I took two of my kiddos to the dentist today to have some cavities filled. Apparently they inherited their dad's cavity-prone gene. Poor kids, this is my 7 year olds 2nd cavity. Her first was about a year and a half ago. The day I took her in for the filling, she was happy and unaware that going in to take care of her "sugar bugs" was any big deal at all. She climbed into the dental chair and was really doing okay until the dentist said, "now, I don't want you to be scared.." Great. What a stupid thing to say! She immediately began to cry and reach out for me so I sat at the edge of the chair and comforted her and reassured her. The dentist immediately started to say "if you keep crying, your mommy will have to leave, you don't want to make your mommy leave do you"? That woman was so anxious about filling this child's tooth that she spilled it all out all over my daughter! I told her, the dentist, in no uncertain terms "I'm not going anywhere. She just needs to be reassured". I still kick myself that I didn't walk out of there right then but we didn't and she got through the appointment. We never went back.
Since then, I've found a really wonderful pediatric dentist who takes the time to show the children all of the equipment, lets them explore, etc... until he sees that they are okay and comfortable. He's a relationship-based practitioner rather than a distraction practitioner, which I really appreciate because that's hard to find! (He's a little bit of eye candy for momma too, so bonus) I told him and his assistant today about what had happended with the last dentist threatening her with making me leave. The dentist took extra time and was great.
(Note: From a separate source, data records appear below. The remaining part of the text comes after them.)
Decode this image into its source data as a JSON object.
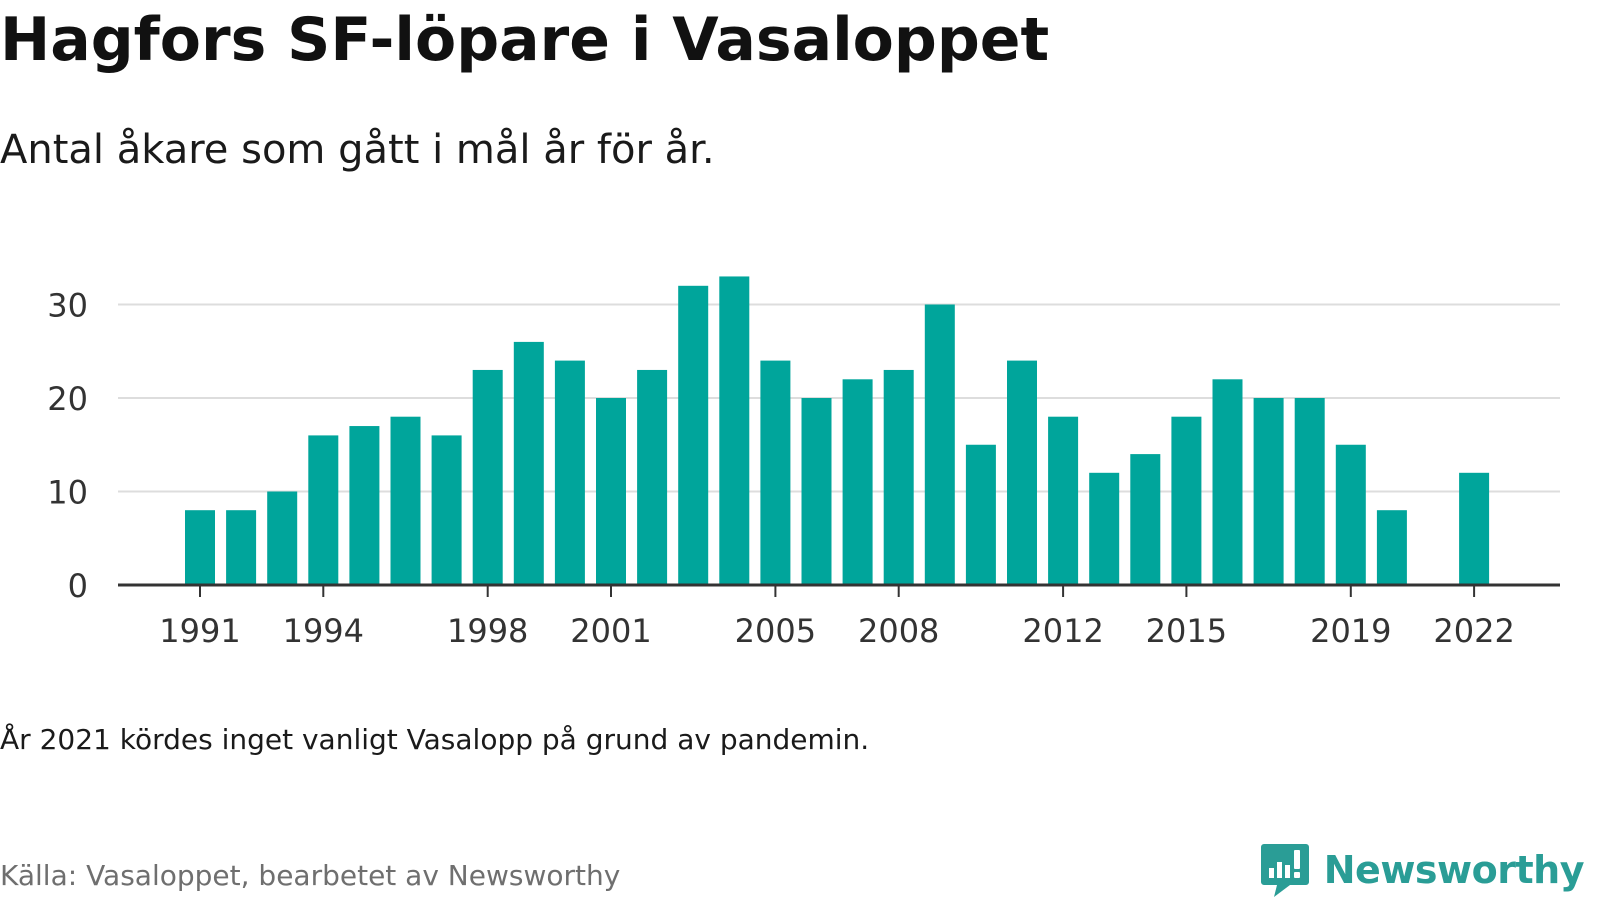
{
  "title": "Hagfors SF-löpare i Vasaloppet",
  "subtitle": "Antal åkare som gått i mål år för år.",
  "note": "År 2021 kördes inget vanligt Vasalopp på grund av pandemin.",
  "source": "Källa: Vasaloppet, bearbetet av Newsworthy",
  "brand": {
    "name": "Newsworthy",
    "icon": "newsworthy-logo-icon",
    "color": "#2a9d96"
  },
  "colors": {
    "bar": "#00a59b",
    "grid": "#dddddd",
    "axis": "#333333",
    "tick_text": "#333333"
  },
  "chart_data": {
    "type": "bar",
    "title": "",
    "xlabel": "",
    "ylabel": "",
    "ylim": [
      0,
      35
    ],
    "yticks": [
      0,
      10,
      20,
      30
    ],
    "xtick_labels": [
      "1991",
      "1994",
      "1998",
      "2001",
      "2005",
      "2008",
      "2012",
      "2015",
      "2019",
      "2022"
    ],
    "grid": true,
    "categories": [
      1991,
      1992,
      1993,
      1994,
      1995,
      1996,
      1997,
      1998,
      1999,
      2000,
      2001,
      2002,
      2003,
      2004,
      2005,
      2006,
      2007,
      2008,
      2009,
      2010,
      2011,
      2012,
      2013,
      2014,
      2015,
      2016,
      2017,
      2018,
      2019,
      2020,
      2021,
      2022
    ],
    "values": [
      8,
      8,
      10,
      16,
      17,
      18,
      16,
      23,
      26,
      24,
      20,
      23,
      32,
      33,
      24,
      20,
      22,
      23,
      30,
      15,
      24,
      18,
      12,
      14,
      18,
      22,
      20,
      20,
      15,
      8,
      null,
      12
    ]
  }
}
Just before starting the procedure he stepped out of the room for a minute and the assistant apparently felt the need to defend her unknown colleague . "We've done that too here, the kids usually stop crying. Lots of time they just cry because their mom/dad is right there, once they leave they are fine. And this one (the dentist) doesn't like the wrap either (some sort of child straightjacket) but once another dentist found out that you have to use them because the kid moved and she cut his cheek real bad".
My exact response: Please don't ever do that again then. A cut cheek will heal but, as you can see with my daughter, fear and anxiety from being threatened with the violence of abandonment, or worse, subdued and physically held down at the moment when a child needs security the most is emotional blackmail at best and abusive. Children don't cry or cling to their parent for no reason, or worse, as a way to manipulate you. They are scared for a reason and that reason should be honored and discovered. Don't ever do that to a child again. Please.
The dentist came back in then and she buried her head in her tasks and never said a word to me. My daughter willingly and happily had her tooth filled. The dentist said "I'm so proud of you" over and over. It was beautiful. I thanked the doctor and told him I appreciated that he had respected my daughter enough to give her his time and attention. I thanked the assistant too. I don't know for sure but I think a little seed of knowing took hold in her - I doubt she'll ever threaten a child again without at least thinking twice.
As a mother I see it all too often how deeply society believes the worst of children and how quickly violence is enacted upon children as some sort of solution. It is very insidious. I'm glad that things went well for my children today and that I also had a chance to maybe make a difference for another child in the future. I'm going to write a letter thanking the dentist for his compassion, he likely needs the support and encouragement to continue on this path. I'd like to also add in some references for him to share with the staff about being mindful in their work with children. Any suggestions?